A few years ago I wrote a piece that appeared in the magazine Jesuit Journeys. The title of it was "Winter antidote--offer it up!" That article comes back to haunt me on mornings like today. It's easy to write about offering something up when you're inside, cozy and warm. It's another thing altogether when you're out in the cold trying to get ice off the car.

I pulled out a copy of the article to see what I wrote. Here's part of it:

Isn't winter, in the end, just one big pain? Yes, pain is part of it. It's an inevitable part of it. But when face with pain we have a choice. We can let it bring us down or we can lift it up.

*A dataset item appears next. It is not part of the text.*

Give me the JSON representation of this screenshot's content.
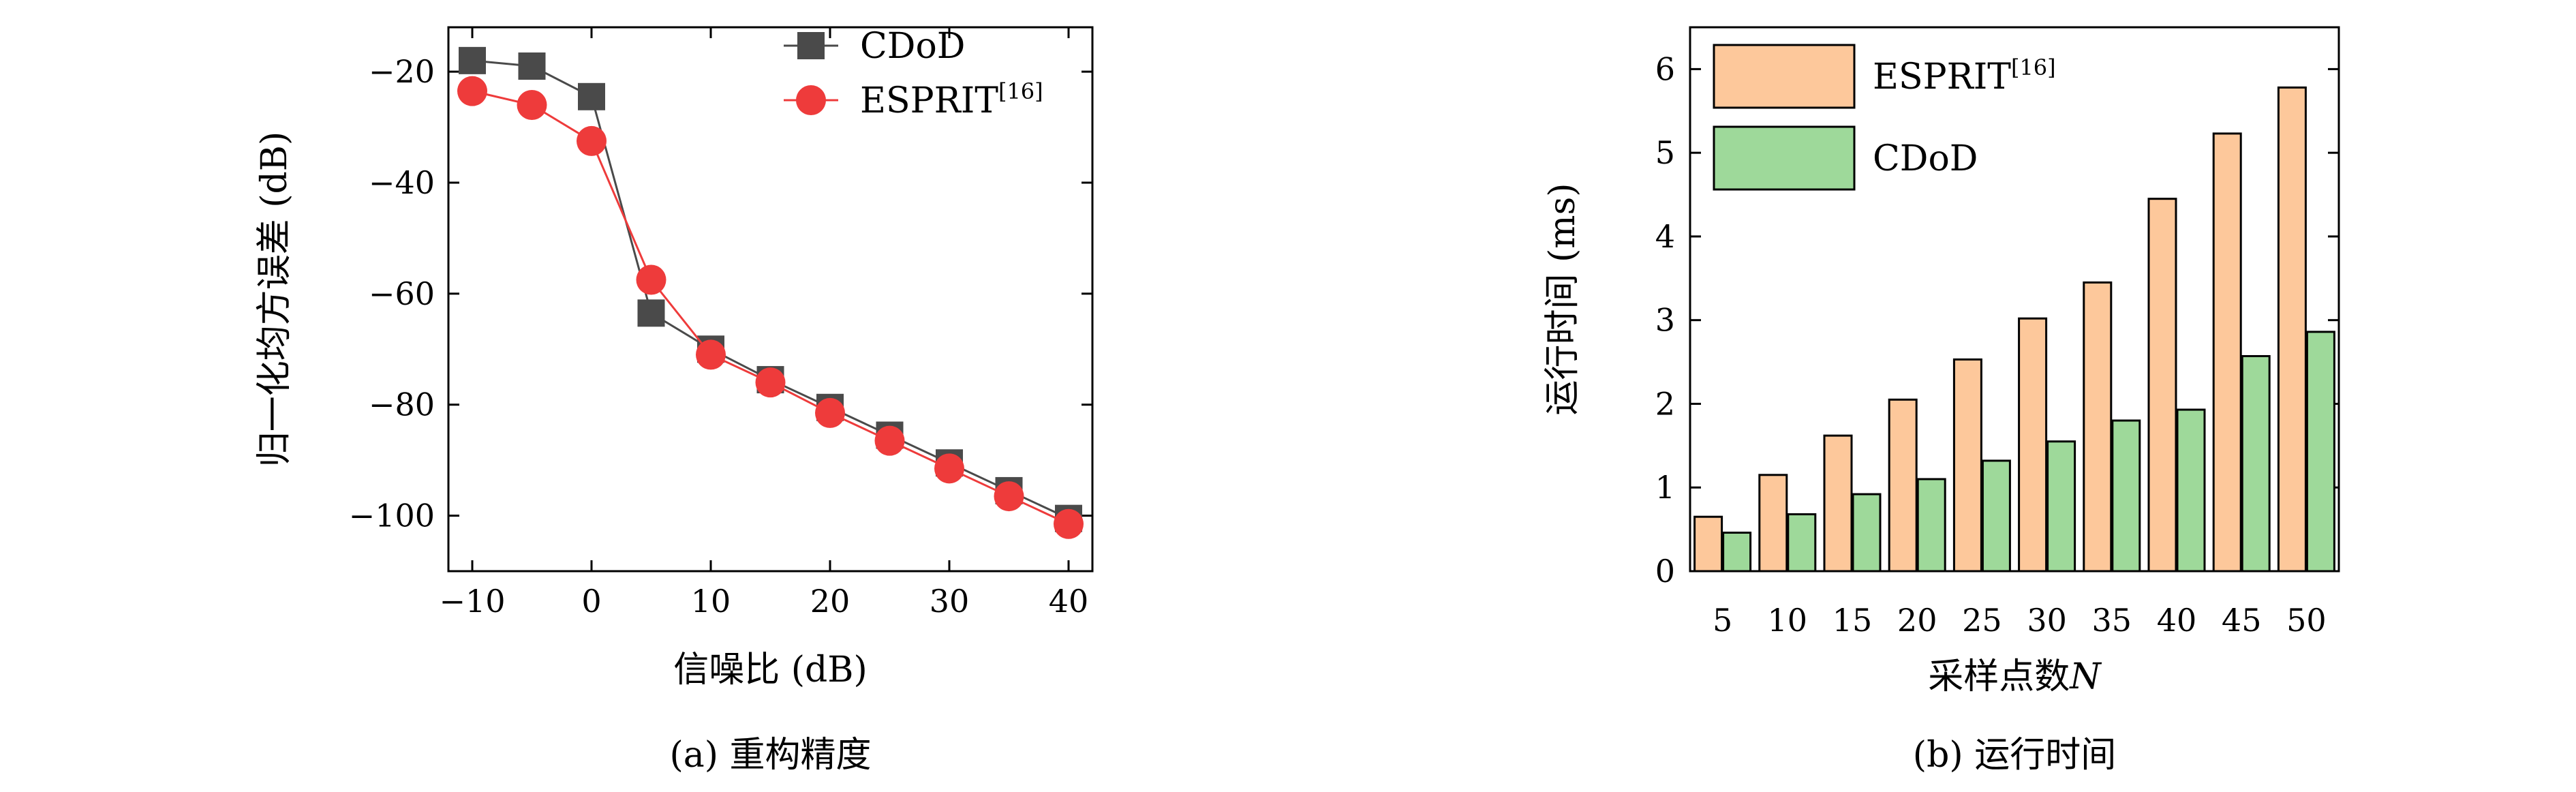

The Lakota Sioux have a purification ritual called the "Inipi." One enters a sweat lodge to endure painful and stifling heat. The discomfort and pain are offered up as a prayer which is made more powerful by this physical suffering. One prays not only with one's mind, but with one's body.

"Offer it up!" In my Catholic grade school days, we often heard this advice. Whenever we encountered frustration, inconvenience, or pain, we were told to "offer it up." There is a deep spiritual instinct that crosses all religious traditions to offer our pain as a prayer. The Apostleship of Prayer encourages people to pray a "Morning Offering" in which we offer to God all our "prayers, works, joys, and sufferings" of the day. The first three are relatively easy to offer. Sufferings are not. I generally avoid them, and when they inevitably come my way I tend to ask God to take them away. I forget to use them as a prayer, to offer them up in union with that offering on a cross by which the world was saved.

Does that mean I now look forward to the pain of a Wisconsin winter? No. But it has lost some of its negavie dimension. It gives me an opportunity to take the pain and offer it as a prayer for others.


Having written that about four years ago, I am convicted every time I complain about the cold. And I'm challenged to practice what I preach. I'm glad I only have to do this one day at a time.